The irony is that millions of people also supported the Brexit campaign for reasons which are diametrically opposed to the arguments of the like of extreme right UKIP and its obnoxious leader Nigel Farage. Many left-leaning voters expressed their disapproval of neo-liberal economic policies which alienated large sections of the population from the mainstream political process. The losers of the globalization process, impoverished middle class families and workers who felt more and more insecure in their jobs and their future rallied to the Brexit cause. At the end of the day the general sense which prevails these days is that given a second chance the majority of Britons would most probably vote for remaining in the EU.
All the above have contributed to a situation in which the very validity and appropriateness of the process of “popular consultations” (elections or referenda) on issues of vital importance for a country – and in a globalized connected world these would often have global implications as in the case under review here — is being insidiously challenged with potentially serious consequences for the democratic forms of representative government.
Failure of democracy or of the elites?
The political/philosophical question of the role of the elites in governance has been at the centre of the debate about the ideal political organization, starting with the ancient Greeks and Plato’s Republic. All through history some have argued that it was dangerous to let the power lie in the hands of the masses when it comes to taking key decisions for the future of a nation. As opposed to this there have been those who, since the “siècle des Lumières”, have been arguing that the populations should be the final repository of the power to decide on what is best for the nation.
We shall not here indulge in the whole history of the debate but simply note that the most acceptable compromise seems to have been reached in the aftermath of the bourgeois revolutions in Europe and the rise of the capitalist mode of production leading to the demise the “divine rights” of monarchies. This was followed by the emergence of various forms of parliamentary democracies and the concept of “deputation.” Through regular elections, after the adoption of adult suffrage in a country, the people “depute” their representatives to Parliament for a limited period of time and with a mandate to carry out a definite programme.
In this form of democratic setting, it is understood and accepted as a founding principle that the majority obtains the right to formulate public policy simply because there are more people in it than out of it. The choice of those to whom a majority of the population would “delegate” their decision-making power in-between two elections was in turn simplified by the dominant two-party systems in which each party traditionally represented distinct programmes and approaches for solving the problems with which the country was confronted.
This simplified model of parliamentary democracy has been put under huge stress by the rapid evolution of the capitalist system of which it has been an integral part for more than a century.

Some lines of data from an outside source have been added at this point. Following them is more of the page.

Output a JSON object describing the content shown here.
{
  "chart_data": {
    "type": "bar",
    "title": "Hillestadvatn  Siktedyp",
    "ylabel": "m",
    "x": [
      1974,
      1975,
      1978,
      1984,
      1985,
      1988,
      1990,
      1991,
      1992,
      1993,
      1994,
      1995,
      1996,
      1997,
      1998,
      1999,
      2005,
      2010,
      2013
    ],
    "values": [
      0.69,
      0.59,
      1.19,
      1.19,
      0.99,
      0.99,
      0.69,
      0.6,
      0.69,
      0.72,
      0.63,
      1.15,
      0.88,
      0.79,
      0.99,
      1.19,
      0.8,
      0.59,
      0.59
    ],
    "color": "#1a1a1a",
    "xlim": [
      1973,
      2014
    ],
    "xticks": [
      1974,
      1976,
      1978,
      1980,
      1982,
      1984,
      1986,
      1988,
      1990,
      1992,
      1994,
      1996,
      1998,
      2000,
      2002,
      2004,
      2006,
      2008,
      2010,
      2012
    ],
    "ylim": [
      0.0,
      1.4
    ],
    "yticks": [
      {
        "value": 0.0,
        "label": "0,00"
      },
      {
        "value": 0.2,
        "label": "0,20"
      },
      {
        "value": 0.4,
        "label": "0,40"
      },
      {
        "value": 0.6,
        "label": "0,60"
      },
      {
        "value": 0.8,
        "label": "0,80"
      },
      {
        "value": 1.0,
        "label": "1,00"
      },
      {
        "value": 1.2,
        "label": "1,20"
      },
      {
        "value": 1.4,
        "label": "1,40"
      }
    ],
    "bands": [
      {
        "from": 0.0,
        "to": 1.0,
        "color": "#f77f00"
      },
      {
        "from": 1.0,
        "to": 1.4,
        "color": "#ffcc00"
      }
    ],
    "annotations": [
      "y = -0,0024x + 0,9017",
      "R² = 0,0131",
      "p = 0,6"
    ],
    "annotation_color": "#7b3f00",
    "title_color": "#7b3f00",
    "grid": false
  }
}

Globalization and even more significantly the concentration of economic power after the emergence of monopoly capitalism have resulted in a gradual capture of the whole governance process by economic/business interests.

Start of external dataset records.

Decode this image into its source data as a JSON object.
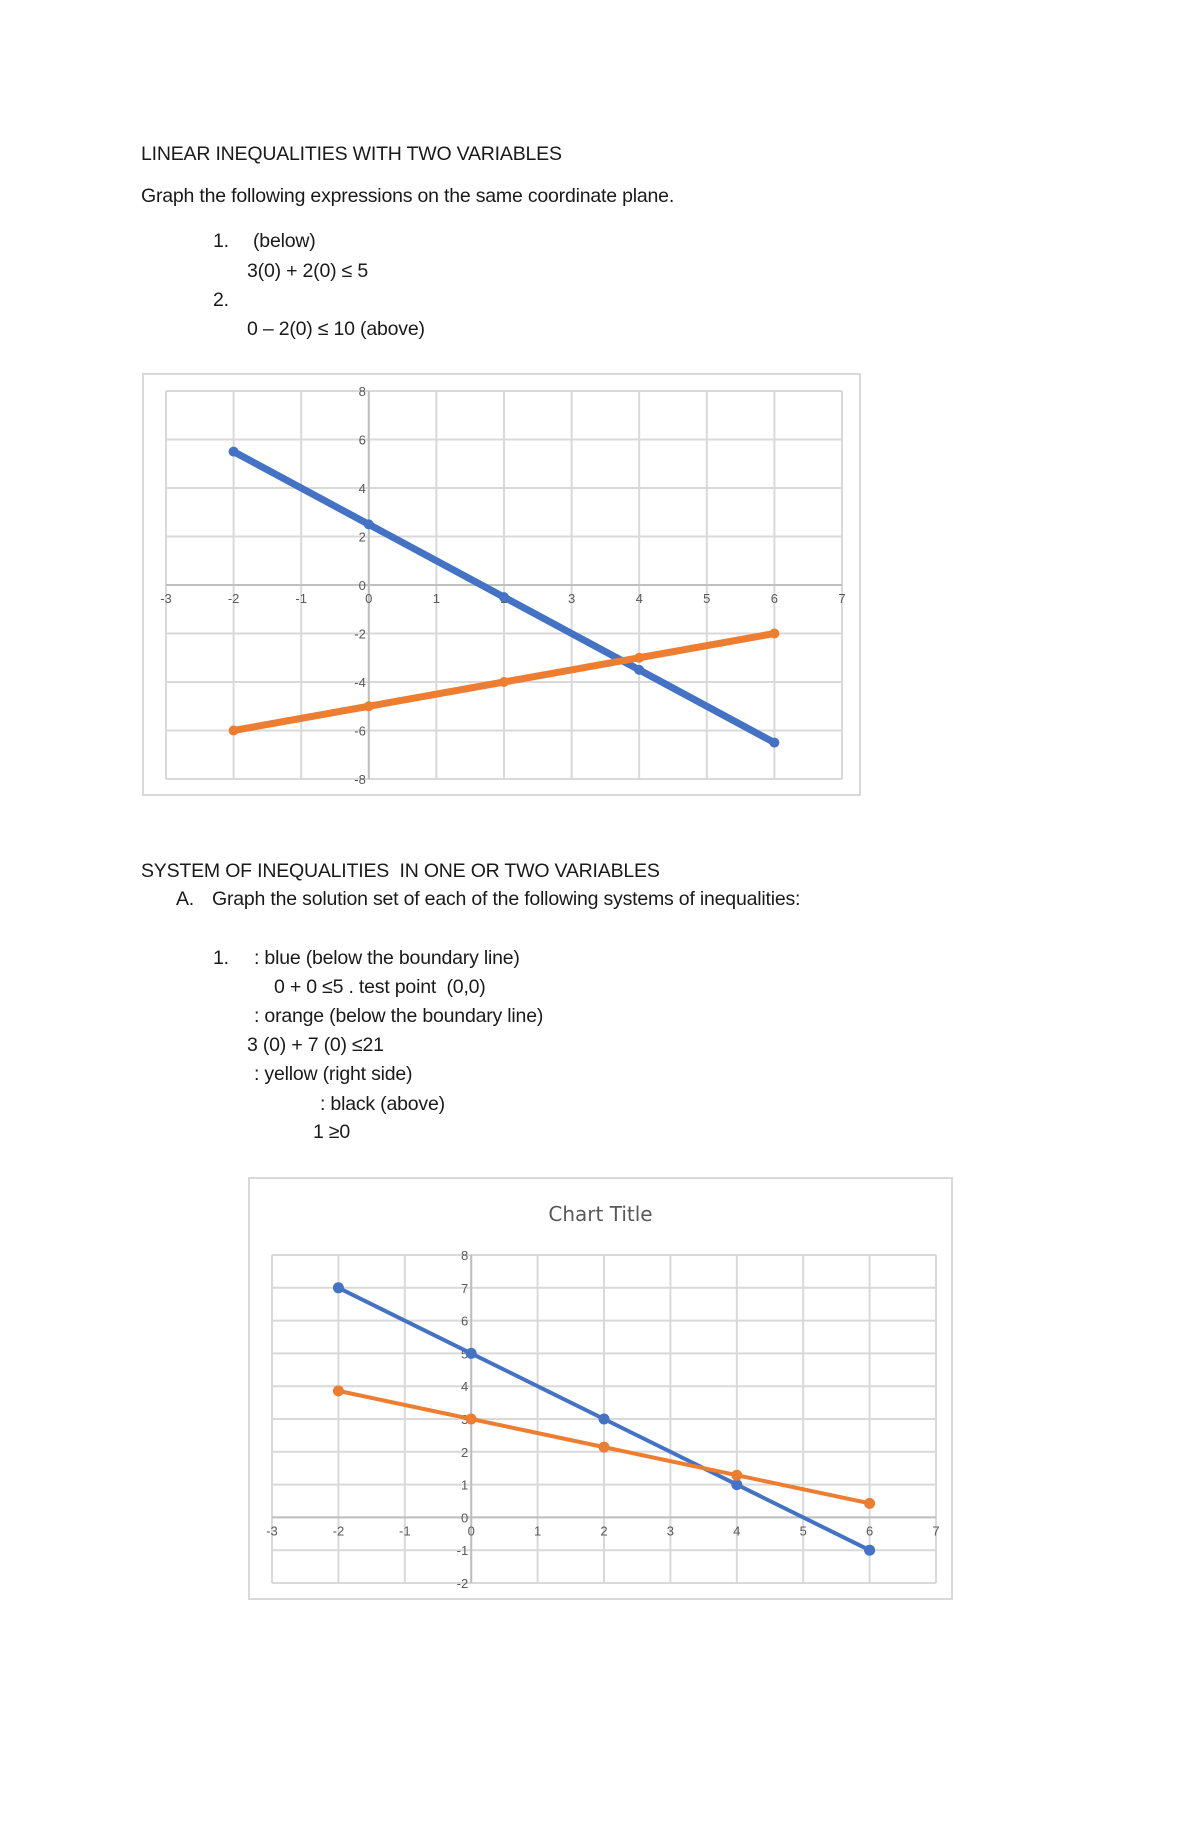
{
  "section1": {
    "heading": "LINEAR INEQUALITIES WITH TWO VARIABLES",
    "instruction": "Graph the following expressions on the same coordinate plane.",
    "items": [
      {
        "number": "1.",
        "label": "(below)",
        "test": "3(0) + 2(0) ≤ 5"
      },
      {
        "number": "2.",
        "label": "",
        "test": "0 – 2(0) ≤ 10 (above)"
      }
    ]
  },
  "section2": {
    "heading": "SYSTEM OF INEQUALITIES  IN ONE OR TWO VARIABLES",
    "sub_letter": "A.",
    "sub_text": "Graph the solution set of each of the following systems of inequalities:",
    "item_number": "1.",
    "lines": [
      ": blue (below the boundary line)",
      "0 + 0 ≤5 . test point  (0,0)",
      ": orange (below the boundary line)",
      "3 (0) + 7 (0) ≤21",
      ": yellow (right side)",
      ": black (above)",
      "1 ≥0"
    ]
  },
  "chart_data": [
    {
      "type": "scatter",
      "title": "",
      "xlim": [
        -3,
        7
      ],
      "ylim": [
        -8,
        8
      ],
      "x_ticks": [
        -3,
        -2,
        -1,
        0,
        1,
        2,
        3,
        4,
        5,
        6,
        7
      ],
      "y_ticks": [
        -8,
        -6,
        -4,
        -2,
        0,
        2,
        4,
        6,
        8
      ],
      "grid": true,
      "legend": "none",
      "series": [
        {
          "color": "#4472c4",
          "x": [
            -2,
            0,
            2,
            4,
            6
          ],
          "y": [
            5.5,
            2.5,
            -0.5,
            -3.5,
            -6.5
          ]
        },
        {
          "color": "#ed7d31",
          "x": [
            -2,
            0,
            2,
            4,
            6
          ],
          "y": [
            -6,
            -5,
            -4,
            -3,
            -2
          ]
        }
      ]
    },
    {
      "type": "scatter",
      "title": "Chart Title",
      "xlim": [
        -3,
        7
      ],
      "ylim": [
        -2,
        8
      ],
      "x_ticks": [
        -3,
        -2,
        -1,
        0,
        1,
        2,
        3,
        4,
        5,
        6,
        7
      ],
      "y_ticks": [
        -2,
        -1,
        0,
        1,
        2,
        3,
        4,
        5,
        6,
        7,
        8
      ],
      "grid": true,
      "legend": "none",
      "series": [
        {
          "color": "#4472c4",
          "x": [
            -2,
            0,
            2,
            4,
            6
          ],
          "y": [
            7,
            5,
            3,
            1,
            -1
          ]
        },
        {
          "color": "#ed7d31",
          "x": [
            -2,
            0,
            2,
            4,
            6
          ],
          "y": [
            3.857,
            3,
            2.143,
            1.286,
            0.429
          ]
        }
      ]
    }
  ]
}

The State has been constantly shorn of its power to regulate and to intervene in the distribution of income and allocation of resources over the past thirty years or so. As stated by P. de Grauwe, a specialist in employment and labour policies, “workers are being told that they must be flexible. They should be happy when their wages fall, when they can be dismissed quickly and when they receive less unemployment benefits… That Social Security is unproductive and should be downsized.”
A second dominant feature of the evolution of the democratic process which is contributing in emptying it of its substance is the rise of what is referred to as a political class — a notion alien to the very definition of democratic politics, for this class of professional politicians detached from the rest of the population is nothing less than an advanced form of corruption of the concept of the temporary deputation of power from the electorate to its representatives who come from its own rank and file.
As a result of the above evolutions, a fundamental disconnect between the governing elite (business and political) and the governed has come to characterize the governance structures in most of the countries labouring under a regime of parliamentary democracy. A direct consequence of this is that the electorate tends to reject the ruling elites which are perceived as being primarily driven by greed and self-interest without any regard for the welfare of the rest of the nation.
The anti-establishment fervour which has marked the recent Brexit vote and the increasing popularity of Marine Le Pen’s Front National in France constitute the most evident but certainly not the only examples of a dangerous trend sowing the seeds of dangerous populism and extreme right wing rising.